I am grateful to the thinkers and activists who do their work outside the walls of the ivory tower, who push back against how the academy attempts to constrain or delegitimize certain types of activism and scholarship. I am grateful for women whose scholarship takes place on the ground, in lived experience and praxis.

I am grateful for my colleagues and friends, with whom I can have difficult conversations, and with whom I can share laughter when my heart is near-breaking.

I am grateful for male allies in the academy.

I am grateful for CWILA (Canadian Women in the Literary Arts), whose incredible work and facilitation of difficult but important conversations has changed the landscape of public discourse around gender issues in literary and academic life.

As we commemorate the 25th Anniversary of this tragedy, I want our educational system to take a long hard look at itself. I want our policies to reflect a commitment to gender equity on campus.
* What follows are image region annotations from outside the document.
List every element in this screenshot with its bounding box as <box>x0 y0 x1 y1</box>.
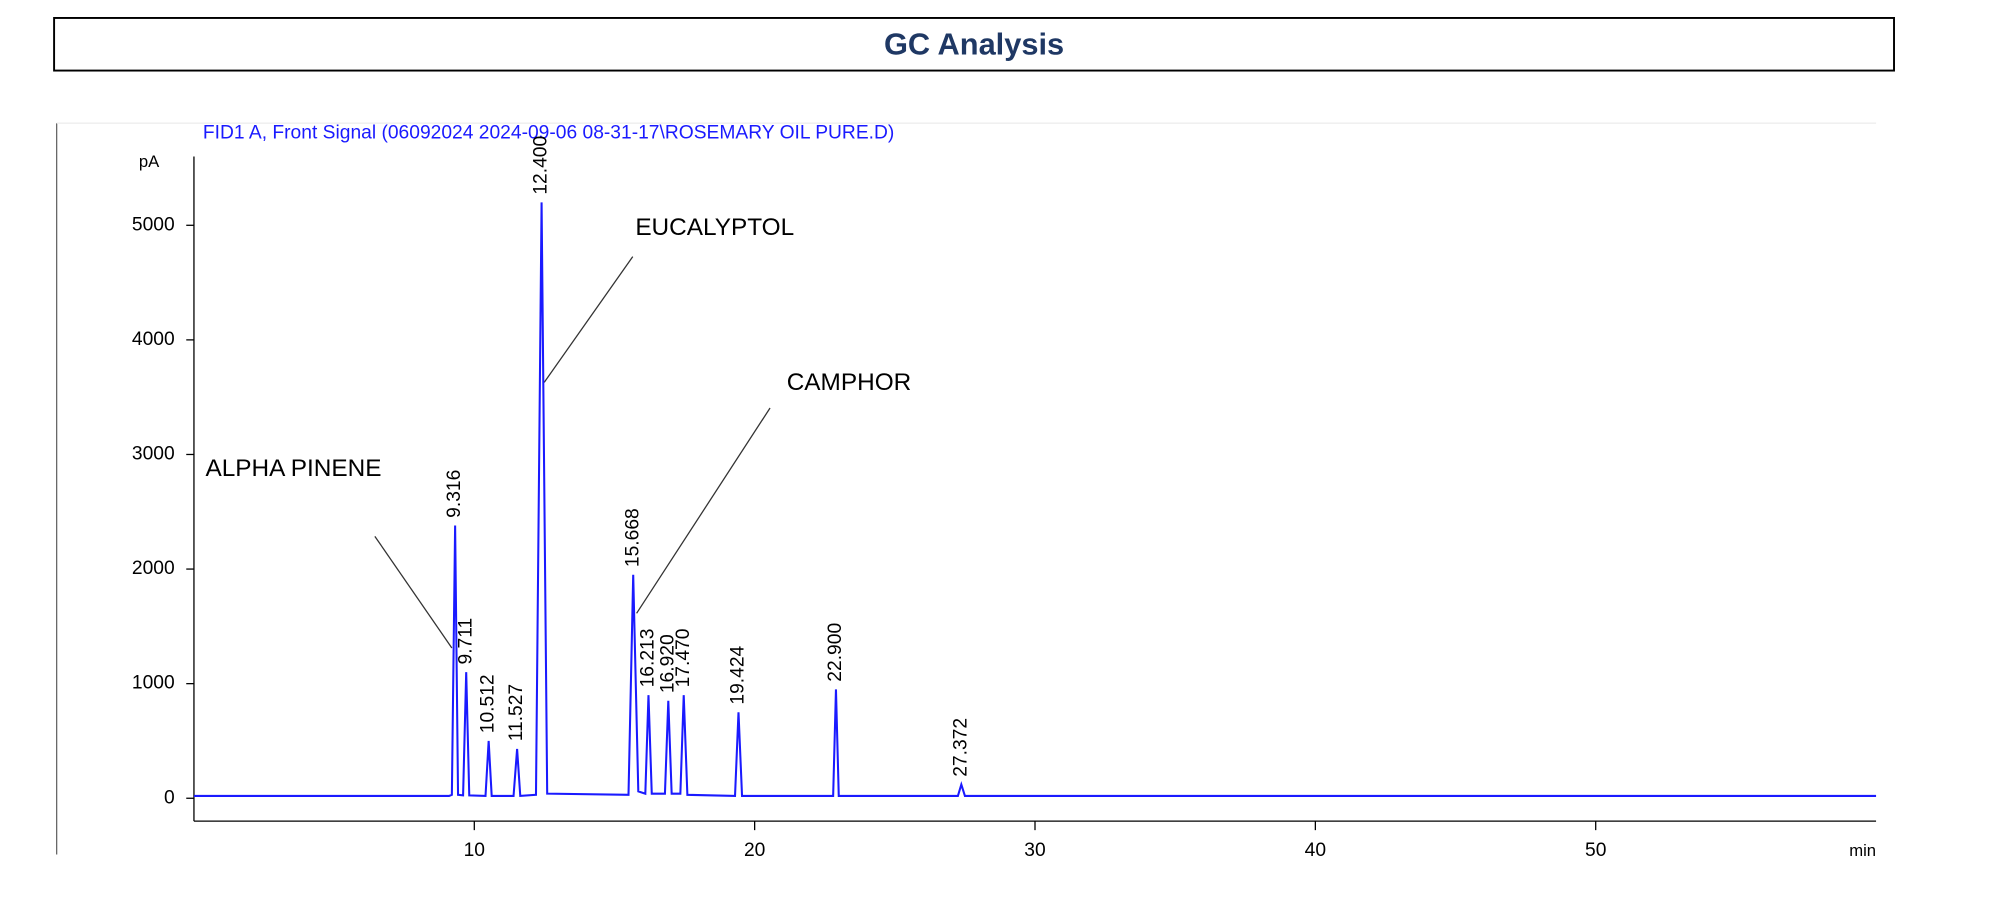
y-tick-label: 1000 <box>132 673 175 694</box>
annotation-leader <box>374 535 453 649</box>
x-tick-label: 50 <box>1585 840 1606 861</box>
peak-label: 10.512 <box>478 674 499 733</box>
x-tick-label: 40 <box>1305 840 1326 861</box>
annotation-leader <box>543 256 634 383</box>
annotation: CAMPHOR <box>787 369 912 396</box>
y-tick-label: 3000 <box>132 444 175 465</box>
peak-label: 19.424 <box>728 645 749 704</box>
peak-label: 22.900 <box>825 623 846 682</box>
peak-label: 11.527 <box>506 684 527 741</box>
y-tick-label: 4000 <box>132 329 175 350</box>
y-tick-label: 5000 <box>132 214 175 235</box>
signal-line <box>193 202 1877 798</box>
peak-label: 17.470 <box>673 629 694 688</box>
x-tick-label: 10 <box>464 840 485 861</box>
peak-label: 12.400 <box>531 136 552 195</box>
chart-subtitle: FID1 A, Front Signal (06092024 2024-09-0… <box>203 123 894 144</box>
peak-label: 27.372 <box>950 718 971 777</box>
x-tick-label: 20 <box>744 840 765 861</box>
peak-label: 9.316 <box>444 470 465 518</box>
title-box <box>53 17 1895 72</box>
x-axis-label: min <box>1849 841 1876 860</box>
annotation: EUCALYPTOL <box>635 214 794 241</box>
peak-label: 15.668 <box>622 508 643 567</box>
annotation-leader <box>636 407 771 614</box>
y-tick-label: 0 <box>164 787 175 808</box>
y-axis-label: pA <box>139 152 160 171</box>
chart-title: GC Analysis <box>884 26 1064 61</box>
peak-label: 16.920 <box>657 634 678 693</box>
y-tick-label: 2000 <box>132 558 175 579</box>
peak-label: 9.711 <box>455 618 476 665</box>
peak-label: 16.213 <box>638 629 659 688</box>
x-tick-label: 30 <box>1024 840 1045 861</box>
annotation: ALPHA PINENE <box>205 455 381 482</box>
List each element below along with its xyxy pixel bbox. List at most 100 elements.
I want us all—students, staff, faculty, administrators—to think about how our classrooms, our policies, and our communities do or do not support gender equity and safety. I want us to have the courage, especially in the case of sexualized violence on campus, to acknowledge that oppression happens on our campuses, and not to sweep it under the rug or to frame it as merely the actions of a few lone individuals.

Learning is difficult. Educational opportunities can be as challenging as they are rewarding. But in the names of the 14 women who lost their lives 25 years ago, let’s make sure that gender violence is never again part of the lesson plan.